The plot can be read as follows. The point Base Time = 100,000, Time = 90,000 (towards the top right of the plot) is light grey. This signifies that the Reactor Compositions at these two times are close. Following a horizontal line leftwards from this point, we see that the plot remains light grey until about Time = 30,000. This signifies that at all times between 30,000 and 90,000, the Reactor Composition was close to that at Time = 100,000. Similarly, if we follow the plot to the right, we can see that at times between 90,000 and 100,000, the Reactor Composition was also close to that at time 100,000.

In short, after time 30,000 the Reactor is in a Persistent State in which the Reactor Composition varies only slightly.

Tracing leftwards beyond Time = 30,000, the plot becomes increasingly dark. This signifies that at these times the Reactor Composition was substantially different to that at Time = 100,000.

Note that while a horizontal line of light tone indicates a (roughly) constant Reactor Composition, a horizontal line of black does not indicate constant state; it simply signifies that the Reactor Compositions re substantially different to that at the Base Time. They may or may not be similar to each other.

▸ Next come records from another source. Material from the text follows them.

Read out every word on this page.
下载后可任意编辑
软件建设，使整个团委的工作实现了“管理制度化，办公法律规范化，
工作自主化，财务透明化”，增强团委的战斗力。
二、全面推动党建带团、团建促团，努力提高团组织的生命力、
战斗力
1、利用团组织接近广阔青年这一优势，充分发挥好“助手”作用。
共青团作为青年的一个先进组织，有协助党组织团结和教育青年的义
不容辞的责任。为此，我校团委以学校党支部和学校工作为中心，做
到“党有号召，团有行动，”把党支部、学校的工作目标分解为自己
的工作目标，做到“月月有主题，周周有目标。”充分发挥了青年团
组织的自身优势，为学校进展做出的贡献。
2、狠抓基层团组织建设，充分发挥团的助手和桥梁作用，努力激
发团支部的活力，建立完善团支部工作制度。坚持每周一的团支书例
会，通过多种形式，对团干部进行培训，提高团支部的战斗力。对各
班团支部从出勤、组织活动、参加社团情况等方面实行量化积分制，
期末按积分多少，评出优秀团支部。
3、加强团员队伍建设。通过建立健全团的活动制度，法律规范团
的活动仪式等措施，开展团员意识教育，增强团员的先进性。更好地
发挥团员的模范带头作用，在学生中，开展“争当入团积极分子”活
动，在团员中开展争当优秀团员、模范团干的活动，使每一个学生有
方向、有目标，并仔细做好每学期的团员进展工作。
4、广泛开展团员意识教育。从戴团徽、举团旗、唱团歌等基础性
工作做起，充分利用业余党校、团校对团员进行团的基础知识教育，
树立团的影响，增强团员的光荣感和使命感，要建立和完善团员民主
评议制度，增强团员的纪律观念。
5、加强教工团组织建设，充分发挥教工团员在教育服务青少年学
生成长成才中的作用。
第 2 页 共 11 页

In the example plot above, the Reactor Composition is in fact in a considerable state of flux during the period up to Time = 30,000. This can be seen by focusing on the horizontals for Base Time = 30,000 and earlier (bottom left of the figure). These horizontals are black except for all but the latest Times (those that are close to the diagonal). This indicates that whatever Base Time we choose during this period, its Reactor Composition is substantially different to that for earlier times.